At the July 8 meeting, Taylor had advised the board of the need to find a different life insurance carrier other than Prudential Life Insurance.

Taylor said he received a phone call last Friday afternoon about insurance rates for Payne County’s employees. Unless he had a written directive from the budget board, he would not release that information, he said.

Chairman Chris Reding, said representatives from other insurance companies were on the Budget Board’s agenda because at the recent Association of County Commissioners safety conference, they had said they could beat the county’s existing insurance rates by 10%.

Reding said he didn’t want to undercut the work of Premier Consulting, but he wanted to hear what they had to say.

District 1 Commissioner Zach Cavett said he had also been approached at the safety conference meeting about finding the best insurance available for county employees.

Reding said he did not realize the parties contacting him were insurance brokers and not representatives from insurance companies.

Ty Lawson, with American Trustee, Inc., addressed the board concerning life insurance. Under questioning from County Clerk, Glenna Craig, Lawson acknowledged that his company was an insurance broker. Lawson also said that his company had advised the commissioners at the safety conference that his firm could save the county 10% on its insurance rates.

Lawson said he wanted to focus on the One America Plan to provide employer paid term life insurance. Taylor asked why his firm could not go to One America for an insurance quote and Lawson acknowledged that he could, but said that American Trustee, “as broker of record,” could get a better rate.

On motion from Craig, the budget board required American Trustee to submit a life insurance quote to Premier Consulting to review and present to the board for approval.

The next presenter was Ross Naylor, who drew laughter when he announced that he was not an insurance broker. Naylor, Vice President for OPEH&W Health Plan, advised the board that his company was an Oklahoma public trust owned by participating governmental entities, such as counties, municipalities, and other local units of government, including the Association of County Commissioners of Oklahoma. He said the trust was created the year following the creation of Healthchoice, which provides health benefits for state workers.

Naylor said 30 counties in Oklahoma were participating in his health plan.

OPEH&W plans were the same for all participating employees across the state, Naylor said. The public trust offers Diamond, Platinum, Gold, Silver, and Bronze plans with decreasing amounts of premiums and coverage.

Naylor advised the budget board that his company had three years within the last ten years where they had not had a rate increase in health coverage premiums. As a public trust, OPEH&W doesn’t use insurance brokers and is different from insurance companies, “therefore we don’t have a commission percentage, to come out of our fee or rate” he said.

On questioning from Craig about the relationship with Blue Cross and Blue Shield, Naylor said, “we rent their network. So it is our benefit design, we pay the claims.”

A Blue Cross and Blue Shield card is provided to the covered employee and the claims are processed by Blue Cross and Blue Shield with no additional paperwork required by OPEH&W. Naylor said the coverage under his company is superior to any other coverage available through Blue Cross & Blue Shield.
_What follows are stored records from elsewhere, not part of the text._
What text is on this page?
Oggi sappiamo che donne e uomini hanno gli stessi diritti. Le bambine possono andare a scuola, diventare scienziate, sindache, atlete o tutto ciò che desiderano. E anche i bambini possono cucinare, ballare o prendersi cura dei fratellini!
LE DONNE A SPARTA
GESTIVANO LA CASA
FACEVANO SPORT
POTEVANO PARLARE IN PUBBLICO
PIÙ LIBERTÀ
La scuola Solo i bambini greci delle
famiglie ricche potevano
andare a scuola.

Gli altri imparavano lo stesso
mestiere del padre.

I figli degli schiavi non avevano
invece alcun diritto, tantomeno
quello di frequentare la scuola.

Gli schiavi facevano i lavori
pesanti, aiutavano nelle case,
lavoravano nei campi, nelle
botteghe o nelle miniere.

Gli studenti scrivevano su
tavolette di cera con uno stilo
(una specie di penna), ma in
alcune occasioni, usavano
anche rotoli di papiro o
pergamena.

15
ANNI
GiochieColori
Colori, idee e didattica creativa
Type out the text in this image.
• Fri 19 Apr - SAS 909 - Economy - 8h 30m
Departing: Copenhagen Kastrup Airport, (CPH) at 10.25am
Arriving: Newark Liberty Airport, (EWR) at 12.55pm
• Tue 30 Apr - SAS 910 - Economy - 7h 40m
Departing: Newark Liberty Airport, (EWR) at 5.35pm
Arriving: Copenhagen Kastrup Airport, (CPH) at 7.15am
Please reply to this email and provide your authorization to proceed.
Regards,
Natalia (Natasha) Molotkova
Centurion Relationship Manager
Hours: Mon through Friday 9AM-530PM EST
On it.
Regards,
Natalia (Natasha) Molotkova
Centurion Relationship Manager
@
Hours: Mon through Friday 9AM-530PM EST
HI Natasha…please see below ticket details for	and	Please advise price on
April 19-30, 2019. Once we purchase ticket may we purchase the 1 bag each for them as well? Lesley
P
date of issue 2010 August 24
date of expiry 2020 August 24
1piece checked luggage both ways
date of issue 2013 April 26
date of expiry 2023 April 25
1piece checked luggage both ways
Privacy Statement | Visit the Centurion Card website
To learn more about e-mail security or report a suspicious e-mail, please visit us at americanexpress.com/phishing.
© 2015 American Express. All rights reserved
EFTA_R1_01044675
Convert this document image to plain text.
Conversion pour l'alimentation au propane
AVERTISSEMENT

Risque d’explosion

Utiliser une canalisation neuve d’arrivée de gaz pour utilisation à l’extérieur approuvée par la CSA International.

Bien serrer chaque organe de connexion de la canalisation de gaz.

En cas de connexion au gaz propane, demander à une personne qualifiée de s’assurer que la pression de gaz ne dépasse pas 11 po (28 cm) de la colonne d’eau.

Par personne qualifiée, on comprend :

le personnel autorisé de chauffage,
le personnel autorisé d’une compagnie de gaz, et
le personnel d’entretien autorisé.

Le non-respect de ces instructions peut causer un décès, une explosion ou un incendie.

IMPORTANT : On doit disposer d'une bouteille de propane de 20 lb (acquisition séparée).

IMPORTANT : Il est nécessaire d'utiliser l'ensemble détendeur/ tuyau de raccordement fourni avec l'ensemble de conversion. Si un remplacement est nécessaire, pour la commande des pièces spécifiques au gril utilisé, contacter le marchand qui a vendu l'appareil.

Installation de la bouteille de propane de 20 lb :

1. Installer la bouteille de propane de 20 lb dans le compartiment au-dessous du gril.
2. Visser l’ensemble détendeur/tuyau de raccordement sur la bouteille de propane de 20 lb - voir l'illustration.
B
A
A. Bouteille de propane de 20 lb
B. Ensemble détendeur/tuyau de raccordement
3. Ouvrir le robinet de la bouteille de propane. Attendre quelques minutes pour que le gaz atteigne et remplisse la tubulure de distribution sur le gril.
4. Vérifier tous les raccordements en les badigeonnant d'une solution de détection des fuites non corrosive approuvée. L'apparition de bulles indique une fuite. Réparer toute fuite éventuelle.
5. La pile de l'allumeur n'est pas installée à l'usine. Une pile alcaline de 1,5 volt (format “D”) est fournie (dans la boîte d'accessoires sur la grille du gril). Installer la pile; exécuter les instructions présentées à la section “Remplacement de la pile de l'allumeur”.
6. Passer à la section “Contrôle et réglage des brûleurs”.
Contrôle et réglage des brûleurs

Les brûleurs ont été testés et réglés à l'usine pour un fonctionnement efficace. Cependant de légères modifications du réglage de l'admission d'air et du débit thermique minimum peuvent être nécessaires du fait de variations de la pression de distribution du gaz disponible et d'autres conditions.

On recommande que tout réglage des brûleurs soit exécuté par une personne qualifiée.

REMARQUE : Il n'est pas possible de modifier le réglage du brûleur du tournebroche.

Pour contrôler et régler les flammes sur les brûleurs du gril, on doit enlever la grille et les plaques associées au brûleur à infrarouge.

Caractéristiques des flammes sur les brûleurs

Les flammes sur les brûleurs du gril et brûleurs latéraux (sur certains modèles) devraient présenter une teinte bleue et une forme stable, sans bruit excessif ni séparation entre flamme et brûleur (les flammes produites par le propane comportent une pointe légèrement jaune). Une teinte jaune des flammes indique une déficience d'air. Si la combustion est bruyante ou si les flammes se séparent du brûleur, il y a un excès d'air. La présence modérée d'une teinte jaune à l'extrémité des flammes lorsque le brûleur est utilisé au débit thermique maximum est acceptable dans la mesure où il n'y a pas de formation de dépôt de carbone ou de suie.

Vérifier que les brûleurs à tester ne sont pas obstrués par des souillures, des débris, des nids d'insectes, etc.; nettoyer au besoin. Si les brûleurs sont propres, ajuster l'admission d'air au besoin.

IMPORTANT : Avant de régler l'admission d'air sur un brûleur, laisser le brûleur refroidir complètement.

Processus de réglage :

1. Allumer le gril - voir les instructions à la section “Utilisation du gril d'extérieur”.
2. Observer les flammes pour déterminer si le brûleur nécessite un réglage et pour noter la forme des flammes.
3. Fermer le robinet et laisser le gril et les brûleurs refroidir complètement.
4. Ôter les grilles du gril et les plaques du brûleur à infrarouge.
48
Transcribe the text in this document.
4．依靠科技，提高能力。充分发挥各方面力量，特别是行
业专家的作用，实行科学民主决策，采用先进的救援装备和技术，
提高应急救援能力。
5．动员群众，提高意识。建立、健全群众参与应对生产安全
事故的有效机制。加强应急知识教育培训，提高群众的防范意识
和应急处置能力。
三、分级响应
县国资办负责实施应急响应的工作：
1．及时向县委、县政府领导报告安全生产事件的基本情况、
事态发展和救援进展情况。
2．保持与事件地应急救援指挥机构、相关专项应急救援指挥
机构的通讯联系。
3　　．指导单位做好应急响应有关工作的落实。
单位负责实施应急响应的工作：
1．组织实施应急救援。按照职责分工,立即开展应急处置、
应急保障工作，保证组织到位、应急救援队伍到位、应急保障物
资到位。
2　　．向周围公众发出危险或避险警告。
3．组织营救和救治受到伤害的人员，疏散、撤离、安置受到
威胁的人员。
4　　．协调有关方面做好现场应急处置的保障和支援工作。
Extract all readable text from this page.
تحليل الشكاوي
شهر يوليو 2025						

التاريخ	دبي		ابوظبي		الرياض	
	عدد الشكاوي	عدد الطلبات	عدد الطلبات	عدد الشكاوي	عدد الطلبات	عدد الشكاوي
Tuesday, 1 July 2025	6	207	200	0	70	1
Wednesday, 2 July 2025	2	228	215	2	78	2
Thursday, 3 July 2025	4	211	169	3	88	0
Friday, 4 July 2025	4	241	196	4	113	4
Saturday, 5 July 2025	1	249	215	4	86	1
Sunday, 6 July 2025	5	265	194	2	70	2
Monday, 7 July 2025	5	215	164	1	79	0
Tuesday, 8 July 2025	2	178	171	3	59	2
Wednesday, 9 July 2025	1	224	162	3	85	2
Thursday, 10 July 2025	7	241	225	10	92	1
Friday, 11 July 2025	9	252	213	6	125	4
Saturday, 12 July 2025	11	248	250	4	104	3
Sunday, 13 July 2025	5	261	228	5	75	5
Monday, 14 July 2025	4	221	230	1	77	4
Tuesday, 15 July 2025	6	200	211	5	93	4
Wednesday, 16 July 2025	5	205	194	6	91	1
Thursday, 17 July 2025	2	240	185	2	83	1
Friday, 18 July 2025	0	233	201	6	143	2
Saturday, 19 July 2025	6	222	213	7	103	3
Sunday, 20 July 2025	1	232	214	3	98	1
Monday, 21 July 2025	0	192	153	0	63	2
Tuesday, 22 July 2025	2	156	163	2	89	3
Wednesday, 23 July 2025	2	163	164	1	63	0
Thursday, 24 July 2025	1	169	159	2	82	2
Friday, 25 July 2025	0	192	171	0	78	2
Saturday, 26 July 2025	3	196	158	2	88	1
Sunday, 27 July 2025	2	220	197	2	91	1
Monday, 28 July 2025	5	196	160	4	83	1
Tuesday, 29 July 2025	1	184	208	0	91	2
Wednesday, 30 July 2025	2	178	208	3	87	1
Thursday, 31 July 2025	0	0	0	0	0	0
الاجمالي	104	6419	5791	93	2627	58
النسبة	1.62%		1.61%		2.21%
His public trust would need claims data to verify that Payne County does not impose a significant risk to the pool, he said. He added that the data requested "does not affect the rates you have.”

No action was taken by the budget board on the presentation from Naylor.

In regular business, the budget board approved the Treasurer’s cash appropriations report previously approved by the Board of County Commissioners. The board approved payment from sales tax proceeds for the purchase of scales to be used by the Sheriff’s department to enforce road weight limits on county roads across the county.

The board also discussed reinstating a Christmas Party for all county employees. Further planning is needed by the board to schedule and have the party.